Monday, January 13, 2014

Review: The Catcher in the Rye

Title:  The Catcher in the Rye
Series:  None
Author:  J.D. Salinger
Published:  January 30, 2001 by Back Bay Books (originally published in 1951)
Source:  Bought
Since his debut in 1951 as The Catcher in the Rye, Holden Caulfield has been synonymous with "cynical adolescent." Holden narrates the story of a couple of days in his sixteen-year-old life, just after he's been expelled from prep school, in a slang that sounds edgy even today and keeps this novel on banned book lists. It begins,
"If you really want to hear about it, the first thing you'll probably want to know is where I was born and what my lousy childhood was like, and how my parents were occupied and all before they had me, and all that David Copperfield kind of crap, but I don't feel like going into it, if you want to know the truth. In the first place, that stuff bores me, and in the second place, my parents would have about two hemorrhages apiece if I told anything pretty personal about them."

His constant wry observations about what he encounters, from teachers to phonies (the two of course are not mutually exclusive) capture the essence of the eternal teenage experience of alienation.
My Review:  I originally picked this book up because I was assigned to read it in my English class.  Normally, I totally resent and dislike the books I'm forced to read, especially if they are thrust into my hands by a teacher.  However, this one was different. I was completely blown away by this novel.  

Holden Caulfield, our main character, was someone who I connected with and felt for immediately.  He's just been expelled from prep school - again - and with only a few days left until break and when he has to leave permanently, he decides to travel to New York and spend the time doing what he wants before it's time to go back home.  This story focuses on those days of freedom and the challenges Holden is met with.  

Though I have never personally been in the situations Holden is put in, I know many people who have had to deal with the thoughts and feelings he experiences throughout the book.  Seeing him feel so horribly about the world and about other people as well as himself, I couldn't help but just want to wrap him up in a hug.  My heart ached for him and I desperately wanted to see his problems fixed though it was not that simple.  He experiences and has to fight through a lot of different things in these few days and it was interesting to see how he took each of them.  His opinions and moods changed so quickly in situations like these.  He went from happy and excited to grudging and angry at the flip of the hat and saw everyone as "phonies".  I did think it was interesting how he called nearly every single person he met phony while he wasn't exactly truthful himself.  His unreliable narration throughout the novel highlighted the irony of that fact.  He wasn't truthful with the people he encountered and he wasn't truthful with himself.  

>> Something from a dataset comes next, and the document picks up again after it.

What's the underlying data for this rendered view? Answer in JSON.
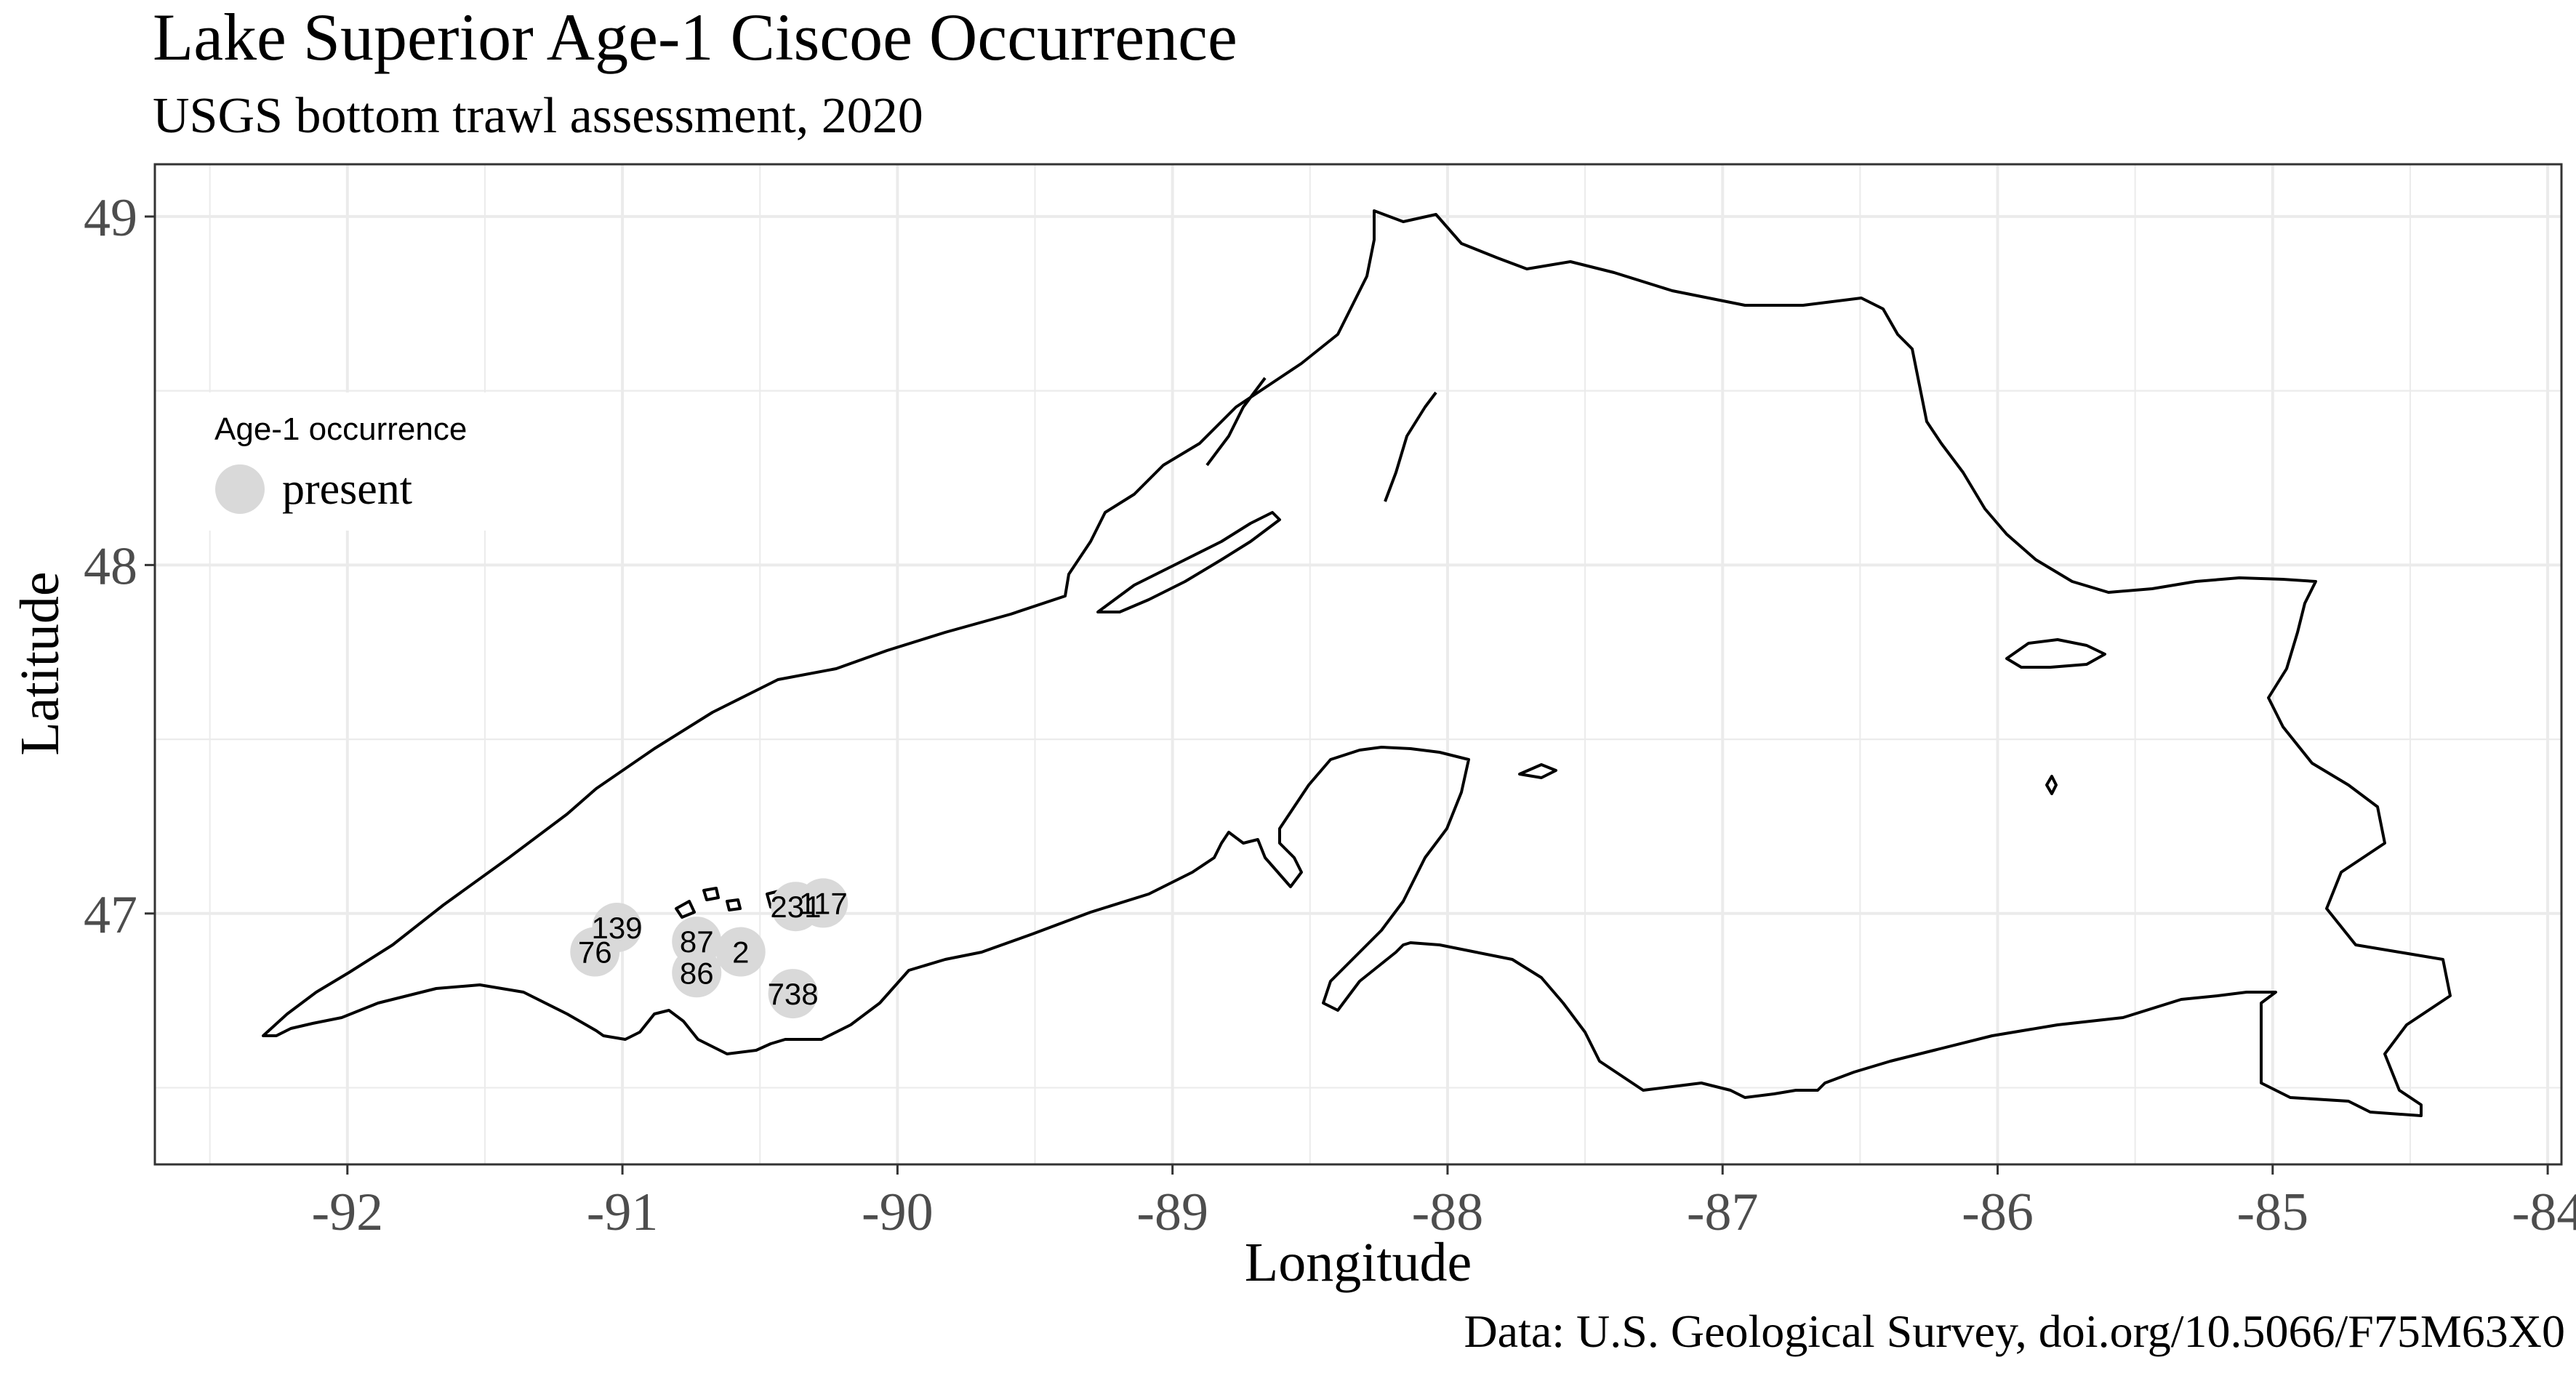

I really liked the harder questions and situations expressed in this novel and seeing a boy so young deal with them was difficult but very interesting.  His aversion to change was something I think all teenagers have had to deal with at one time or another and, while the way he handled it was far from ideal, it was an extremely relatable fear and anxiety and also very understandable considering his past with the death of his brother, Allie.  Holden was so against the idea of adulthood and growing up and clung so desperately to childhood and the innocence that children possess that he had trouble dealing with the adult issues he was faced with.  Every adult he meets is, in his eyes, some terrible being while every child is the source of all good and happiness.  

The Catcher in the Rye is a classic and is for a reason.  The main character, Holden Caulfield, is equally relatable and heartbreaking.  His story was one that I found myself drawn to and completely immersed in.  His feelings and thoughts are things that have touched my heart and am sure will touch many more people who read this book in the future.  

Five Cards

1 comment:

  1. This is one of those books where it makes a big difference what age you are when you read it. I read it when I was a teen and loved it. Most people who read it when they're older have forgotten what it felt like at that age and don't understand the fuss.